Zanim jednak piłkarze ze Świdnika mogli się cieszyć z awansu do ćwierćfinału, na boisku doszło do kuriozalnej sytuacji. Na początku drugiej połowy sędzia przerwał mecz, ponieważ… obramowanie bramki zaczęło się rozjeżdżać na dwa elementy.
W ruch musiała pójść taśma klejąca. Gdy tylko udało się przy jej pomocy złączyć oba elementy słupka, arbiter wyraził zgodę na kontynuowanie meczu. Nagrania z tej sytuacji obiegły jednak sieć. Odniósł się do niej również sam klub.
Avia reaguje na problem ze słupkiem
Na profilu Avii Świdnik na Facebooku pojawiło się zdjęcie przedstawiające oklejony słupek z dopiskiem: „Ona też była gotowa”. Komentujący w przymrużeniem oka potraktowali całą sytuację. – Silver tape nasz nowy sponsor – napisał jeden z kibiców.
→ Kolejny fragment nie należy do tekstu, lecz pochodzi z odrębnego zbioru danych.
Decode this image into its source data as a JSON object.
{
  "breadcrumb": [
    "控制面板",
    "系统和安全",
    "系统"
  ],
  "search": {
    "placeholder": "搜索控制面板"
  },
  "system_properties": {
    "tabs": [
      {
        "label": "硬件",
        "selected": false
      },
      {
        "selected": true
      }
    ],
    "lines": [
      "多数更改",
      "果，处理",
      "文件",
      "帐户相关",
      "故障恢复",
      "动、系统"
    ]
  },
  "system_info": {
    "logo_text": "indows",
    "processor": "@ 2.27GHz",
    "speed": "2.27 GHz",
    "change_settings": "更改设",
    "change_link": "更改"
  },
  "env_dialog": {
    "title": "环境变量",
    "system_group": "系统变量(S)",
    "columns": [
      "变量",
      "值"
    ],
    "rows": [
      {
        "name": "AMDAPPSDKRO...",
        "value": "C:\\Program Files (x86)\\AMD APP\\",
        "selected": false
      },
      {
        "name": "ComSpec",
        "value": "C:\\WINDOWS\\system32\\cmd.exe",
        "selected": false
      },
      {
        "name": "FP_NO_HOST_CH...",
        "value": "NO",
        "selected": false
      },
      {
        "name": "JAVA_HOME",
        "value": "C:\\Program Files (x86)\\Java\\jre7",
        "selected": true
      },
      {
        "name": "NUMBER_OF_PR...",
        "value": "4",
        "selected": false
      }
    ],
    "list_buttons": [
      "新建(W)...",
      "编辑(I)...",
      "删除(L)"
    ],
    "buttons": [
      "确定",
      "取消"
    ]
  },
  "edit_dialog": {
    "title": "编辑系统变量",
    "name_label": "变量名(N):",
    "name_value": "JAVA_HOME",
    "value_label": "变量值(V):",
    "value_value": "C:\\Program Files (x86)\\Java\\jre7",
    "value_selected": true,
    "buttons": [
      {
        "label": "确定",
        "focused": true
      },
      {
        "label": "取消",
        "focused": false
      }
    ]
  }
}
Wpadka ze słupkiem szybko jednak została wybaczona przedstawicielowi 3. Ligi. Do gratulacji z awansu do ćwierćfinału dołączył się nawet Zbigniew Boniek. – Grande Avia Świdnik. I właśnie o to chodzi w pucharze. Wszyscy mają szansę i wszyscy mogą marzyć – napisał na Twitterze.